Secure -Access Control-Encryption-Authentication

Secure

Securing the network involves the intelligent placement of security devices such as firewalls, IDS, and other systems. Before doing so, however, the security team should have a detailed knowledge of the network in which they work. This involves gathering and understanding attributes such as overall network size and topology, ingress and egress points, service locations, and general application flow parameters. Understanding the traffic and how it flows across the network is an essential step in security implementations.

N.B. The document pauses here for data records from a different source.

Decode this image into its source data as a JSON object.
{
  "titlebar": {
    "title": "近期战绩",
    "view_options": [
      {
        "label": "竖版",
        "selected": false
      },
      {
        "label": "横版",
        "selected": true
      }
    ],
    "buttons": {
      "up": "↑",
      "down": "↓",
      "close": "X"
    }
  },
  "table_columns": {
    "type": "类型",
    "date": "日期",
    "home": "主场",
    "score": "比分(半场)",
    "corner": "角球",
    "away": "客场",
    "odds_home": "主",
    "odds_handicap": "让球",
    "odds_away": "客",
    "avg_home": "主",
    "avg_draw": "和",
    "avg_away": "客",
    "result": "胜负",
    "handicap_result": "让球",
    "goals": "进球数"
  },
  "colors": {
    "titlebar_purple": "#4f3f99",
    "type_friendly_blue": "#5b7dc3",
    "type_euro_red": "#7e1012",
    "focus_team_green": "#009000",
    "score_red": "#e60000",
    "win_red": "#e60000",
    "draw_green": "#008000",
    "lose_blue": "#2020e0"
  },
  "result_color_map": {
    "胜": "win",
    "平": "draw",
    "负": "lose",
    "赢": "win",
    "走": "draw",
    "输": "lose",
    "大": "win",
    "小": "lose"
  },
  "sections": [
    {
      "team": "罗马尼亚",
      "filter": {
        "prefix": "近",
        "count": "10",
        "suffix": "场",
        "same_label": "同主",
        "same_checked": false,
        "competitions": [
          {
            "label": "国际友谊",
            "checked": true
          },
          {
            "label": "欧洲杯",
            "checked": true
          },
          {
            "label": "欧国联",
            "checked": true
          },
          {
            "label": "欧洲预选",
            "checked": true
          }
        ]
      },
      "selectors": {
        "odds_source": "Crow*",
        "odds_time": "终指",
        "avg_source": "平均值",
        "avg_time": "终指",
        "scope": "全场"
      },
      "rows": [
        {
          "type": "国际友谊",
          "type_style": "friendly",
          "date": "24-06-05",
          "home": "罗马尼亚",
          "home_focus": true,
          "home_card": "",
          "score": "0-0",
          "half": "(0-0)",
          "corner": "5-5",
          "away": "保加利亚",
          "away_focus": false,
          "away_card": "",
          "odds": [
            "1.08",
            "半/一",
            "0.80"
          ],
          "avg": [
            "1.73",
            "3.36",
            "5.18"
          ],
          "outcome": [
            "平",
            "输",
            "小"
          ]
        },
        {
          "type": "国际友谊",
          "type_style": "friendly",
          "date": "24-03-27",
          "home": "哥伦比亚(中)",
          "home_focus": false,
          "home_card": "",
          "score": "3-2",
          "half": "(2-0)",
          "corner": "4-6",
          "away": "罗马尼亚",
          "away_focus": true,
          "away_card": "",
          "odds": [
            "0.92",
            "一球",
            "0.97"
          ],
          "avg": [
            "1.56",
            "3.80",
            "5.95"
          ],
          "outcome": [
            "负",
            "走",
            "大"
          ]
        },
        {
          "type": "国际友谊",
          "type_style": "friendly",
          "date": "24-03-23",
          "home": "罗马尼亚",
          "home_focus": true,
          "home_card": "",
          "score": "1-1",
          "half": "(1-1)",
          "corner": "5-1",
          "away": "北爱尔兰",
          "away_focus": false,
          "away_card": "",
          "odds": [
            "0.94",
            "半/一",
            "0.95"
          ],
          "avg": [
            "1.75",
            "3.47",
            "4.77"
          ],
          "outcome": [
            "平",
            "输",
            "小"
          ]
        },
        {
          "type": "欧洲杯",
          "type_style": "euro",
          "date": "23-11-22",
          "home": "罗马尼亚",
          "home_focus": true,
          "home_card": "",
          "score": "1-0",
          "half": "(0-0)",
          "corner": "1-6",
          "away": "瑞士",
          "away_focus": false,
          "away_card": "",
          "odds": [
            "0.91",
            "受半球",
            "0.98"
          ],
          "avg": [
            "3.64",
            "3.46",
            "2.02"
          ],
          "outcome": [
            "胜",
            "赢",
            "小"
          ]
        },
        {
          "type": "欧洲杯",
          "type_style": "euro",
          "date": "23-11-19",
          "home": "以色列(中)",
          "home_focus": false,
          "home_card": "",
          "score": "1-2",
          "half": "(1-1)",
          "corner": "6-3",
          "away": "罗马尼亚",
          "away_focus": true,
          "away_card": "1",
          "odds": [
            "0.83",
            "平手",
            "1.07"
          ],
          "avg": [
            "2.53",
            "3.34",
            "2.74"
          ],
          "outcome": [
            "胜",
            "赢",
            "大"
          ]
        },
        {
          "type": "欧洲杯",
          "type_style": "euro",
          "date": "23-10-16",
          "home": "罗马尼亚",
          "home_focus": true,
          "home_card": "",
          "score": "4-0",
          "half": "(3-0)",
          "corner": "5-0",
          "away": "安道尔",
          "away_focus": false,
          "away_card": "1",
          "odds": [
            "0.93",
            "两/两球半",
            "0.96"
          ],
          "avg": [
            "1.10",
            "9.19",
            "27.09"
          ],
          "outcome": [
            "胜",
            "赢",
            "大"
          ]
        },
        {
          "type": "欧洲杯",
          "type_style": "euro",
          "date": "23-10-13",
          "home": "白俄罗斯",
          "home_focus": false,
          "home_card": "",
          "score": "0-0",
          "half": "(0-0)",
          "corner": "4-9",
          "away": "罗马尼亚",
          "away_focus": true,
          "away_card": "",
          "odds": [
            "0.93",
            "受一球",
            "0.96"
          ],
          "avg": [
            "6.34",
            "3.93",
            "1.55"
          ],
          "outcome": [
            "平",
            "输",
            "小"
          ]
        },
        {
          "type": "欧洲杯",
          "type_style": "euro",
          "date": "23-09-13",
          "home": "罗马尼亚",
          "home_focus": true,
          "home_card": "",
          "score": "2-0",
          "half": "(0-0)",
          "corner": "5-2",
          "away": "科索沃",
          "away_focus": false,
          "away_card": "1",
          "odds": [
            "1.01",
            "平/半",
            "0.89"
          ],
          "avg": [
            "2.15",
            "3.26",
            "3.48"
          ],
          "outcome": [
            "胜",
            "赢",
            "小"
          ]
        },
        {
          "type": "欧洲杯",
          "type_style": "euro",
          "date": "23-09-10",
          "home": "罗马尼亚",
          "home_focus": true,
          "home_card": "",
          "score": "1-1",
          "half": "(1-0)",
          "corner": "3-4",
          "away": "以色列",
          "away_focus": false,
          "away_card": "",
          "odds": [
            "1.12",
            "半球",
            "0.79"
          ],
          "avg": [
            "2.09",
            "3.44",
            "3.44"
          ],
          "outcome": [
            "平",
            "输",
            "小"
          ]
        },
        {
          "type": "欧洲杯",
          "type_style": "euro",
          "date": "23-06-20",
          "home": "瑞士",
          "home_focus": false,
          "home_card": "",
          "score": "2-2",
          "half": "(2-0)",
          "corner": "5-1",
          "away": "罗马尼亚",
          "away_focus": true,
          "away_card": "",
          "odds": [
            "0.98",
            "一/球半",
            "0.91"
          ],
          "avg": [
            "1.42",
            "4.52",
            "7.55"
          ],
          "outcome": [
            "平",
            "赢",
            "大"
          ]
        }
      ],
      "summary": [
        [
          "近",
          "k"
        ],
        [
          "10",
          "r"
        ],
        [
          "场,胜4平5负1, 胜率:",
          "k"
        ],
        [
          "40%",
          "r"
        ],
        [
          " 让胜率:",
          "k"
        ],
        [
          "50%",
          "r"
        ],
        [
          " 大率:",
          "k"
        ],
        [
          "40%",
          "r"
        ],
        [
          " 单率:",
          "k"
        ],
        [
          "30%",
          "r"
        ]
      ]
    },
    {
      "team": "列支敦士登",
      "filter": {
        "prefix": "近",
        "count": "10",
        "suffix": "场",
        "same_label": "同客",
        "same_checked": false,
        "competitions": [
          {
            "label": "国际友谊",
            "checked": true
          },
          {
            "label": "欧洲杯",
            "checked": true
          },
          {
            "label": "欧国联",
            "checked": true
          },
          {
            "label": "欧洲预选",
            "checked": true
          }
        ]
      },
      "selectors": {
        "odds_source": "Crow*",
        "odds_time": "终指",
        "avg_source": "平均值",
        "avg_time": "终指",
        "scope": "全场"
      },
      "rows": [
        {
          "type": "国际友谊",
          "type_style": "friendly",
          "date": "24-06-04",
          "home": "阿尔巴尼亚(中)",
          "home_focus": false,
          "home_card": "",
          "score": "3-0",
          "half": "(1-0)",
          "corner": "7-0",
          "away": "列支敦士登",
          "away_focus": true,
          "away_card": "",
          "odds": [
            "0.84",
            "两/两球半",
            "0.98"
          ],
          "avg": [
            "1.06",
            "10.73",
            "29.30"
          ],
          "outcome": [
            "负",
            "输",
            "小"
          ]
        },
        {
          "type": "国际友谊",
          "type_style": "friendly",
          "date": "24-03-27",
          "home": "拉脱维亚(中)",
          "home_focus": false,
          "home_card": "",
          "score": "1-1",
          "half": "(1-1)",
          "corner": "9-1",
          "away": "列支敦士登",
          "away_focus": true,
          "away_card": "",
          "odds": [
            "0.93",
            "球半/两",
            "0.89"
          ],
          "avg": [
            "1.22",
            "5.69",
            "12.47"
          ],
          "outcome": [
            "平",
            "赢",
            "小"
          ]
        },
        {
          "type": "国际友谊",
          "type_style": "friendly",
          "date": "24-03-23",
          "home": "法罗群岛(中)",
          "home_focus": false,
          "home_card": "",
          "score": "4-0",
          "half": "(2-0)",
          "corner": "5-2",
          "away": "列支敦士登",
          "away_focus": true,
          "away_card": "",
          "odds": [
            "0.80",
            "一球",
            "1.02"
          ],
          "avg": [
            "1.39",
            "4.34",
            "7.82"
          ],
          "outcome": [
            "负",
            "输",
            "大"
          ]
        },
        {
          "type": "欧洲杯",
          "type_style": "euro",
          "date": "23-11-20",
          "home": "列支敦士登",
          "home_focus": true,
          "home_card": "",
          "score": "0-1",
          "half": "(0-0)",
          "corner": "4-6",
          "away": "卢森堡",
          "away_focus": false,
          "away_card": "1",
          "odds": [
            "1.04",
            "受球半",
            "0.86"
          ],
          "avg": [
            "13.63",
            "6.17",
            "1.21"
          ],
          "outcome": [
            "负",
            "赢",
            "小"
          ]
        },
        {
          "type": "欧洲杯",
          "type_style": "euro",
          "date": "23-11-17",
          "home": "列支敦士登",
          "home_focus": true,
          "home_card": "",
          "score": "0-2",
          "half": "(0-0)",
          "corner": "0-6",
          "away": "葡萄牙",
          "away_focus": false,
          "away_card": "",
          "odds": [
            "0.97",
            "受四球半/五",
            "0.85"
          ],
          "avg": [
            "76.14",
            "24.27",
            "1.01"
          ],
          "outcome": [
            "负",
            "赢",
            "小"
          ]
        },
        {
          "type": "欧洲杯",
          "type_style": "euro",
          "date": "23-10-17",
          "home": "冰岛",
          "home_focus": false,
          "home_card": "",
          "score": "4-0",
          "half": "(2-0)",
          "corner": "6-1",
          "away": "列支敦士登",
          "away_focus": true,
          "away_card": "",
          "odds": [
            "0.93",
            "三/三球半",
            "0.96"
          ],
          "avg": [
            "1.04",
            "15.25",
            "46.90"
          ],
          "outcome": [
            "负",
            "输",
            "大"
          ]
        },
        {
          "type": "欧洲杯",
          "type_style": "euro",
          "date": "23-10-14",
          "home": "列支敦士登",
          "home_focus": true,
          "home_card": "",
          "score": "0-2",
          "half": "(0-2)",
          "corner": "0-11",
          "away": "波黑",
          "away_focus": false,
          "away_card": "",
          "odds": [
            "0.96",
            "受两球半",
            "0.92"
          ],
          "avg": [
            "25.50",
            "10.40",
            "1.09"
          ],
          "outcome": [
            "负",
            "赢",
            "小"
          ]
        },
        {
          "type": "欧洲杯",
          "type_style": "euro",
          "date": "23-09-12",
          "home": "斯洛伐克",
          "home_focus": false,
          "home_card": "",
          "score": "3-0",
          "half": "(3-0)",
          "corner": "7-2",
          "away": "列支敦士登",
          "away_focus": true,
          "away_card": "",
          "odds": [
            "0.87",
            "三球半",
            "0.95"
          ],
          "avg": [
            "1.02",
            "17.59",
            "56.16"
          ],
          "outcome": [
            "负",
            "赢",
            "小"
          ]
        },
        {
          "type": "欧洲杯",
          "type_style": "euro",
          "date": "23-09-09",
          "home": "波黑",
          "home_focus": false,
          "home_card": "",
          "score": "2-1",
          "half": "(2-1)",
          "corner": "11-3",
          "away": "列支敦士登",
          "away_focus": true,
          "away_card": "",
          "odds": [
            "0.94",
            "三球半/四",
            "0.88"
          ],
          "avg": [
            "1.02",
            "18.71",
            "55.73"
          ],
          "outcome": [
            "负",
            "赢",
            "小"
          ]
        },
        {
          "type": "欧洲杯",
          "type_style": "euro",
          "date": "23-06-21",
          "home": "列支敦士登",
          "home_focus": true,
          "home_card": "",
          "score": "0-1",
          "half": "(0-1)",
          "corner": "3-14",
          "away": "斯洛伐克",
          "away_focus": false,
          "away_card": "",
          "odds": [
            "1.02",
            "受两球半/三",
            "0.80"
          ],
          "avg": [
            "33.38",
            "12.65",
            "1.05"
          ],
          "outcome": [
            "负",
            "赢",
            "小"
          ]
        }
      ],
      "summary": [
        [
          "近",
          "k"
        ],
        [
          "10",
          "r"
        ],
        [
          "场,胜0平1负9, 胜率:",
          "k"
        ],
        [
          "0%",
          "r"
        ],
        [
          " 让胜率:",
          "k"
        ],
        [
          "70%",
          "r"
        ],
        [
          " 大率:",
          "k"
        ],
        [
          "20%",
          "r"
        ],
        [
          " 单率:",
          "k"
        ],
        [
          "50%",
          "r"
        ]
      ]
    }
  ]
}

Securing the network also involves the security policy established in the first step of the methodology. Each network and organization differs in their needs, which is why a tuned security policy is necessary. Security administrators will find that the following security solutions are required:

  • Access Control

  • Encryption

  • Authentication

  • Vulnerability Patching

Access Control

Access control mechanisms can take many forms. Perimeter barrier devices are often first considered when securing a network. Firewalls in the form of packet filters, proxies, and stateful inspection devices are all helpful agents in permitting or denying specific traffic through the network. Access controls also exist on end systems in the form of a privilege level for access to resources, configuration files, or data.


Note

Securing the enterprise requires intimate knowledge of your infrastructure including network design, services locations, and data traffic flow attri-butes, among others. Knowing these details allows you to place IDS and perimeter security devices such as firewalls in the most effective locations to prevent unwanted intrusions. Without this knowledge, administrators will waste corporate resources by over-deploying security infrastructure, or worse, missing unseen attack avenues into the enterprise.

Encryption

Encryption in the form of IPSec, PPTP, or other protocols can help ensure confidentiality of data transport within networks and between networks. Virtual Private Networks (VPNs) are often cost-effective measures to facilitate private communication across a shared network infrastructure.

Authentication

After thorough planning, security support infrastructure such as authentication, authorization, and accounting (AAA) systems can be implemented to provide verification for access and privilege control through firewalls and VPNs to services. Cisco offers Secure Access Control (ACS) as a means of implementing AAA. Several varying degrees of authentication can be integrated with AAA such as clear-text passwords, Microsoft CHAP, S/Key and SecurID. Administrators should set up logging capabilities for historical and forensic data analysis and monitoring.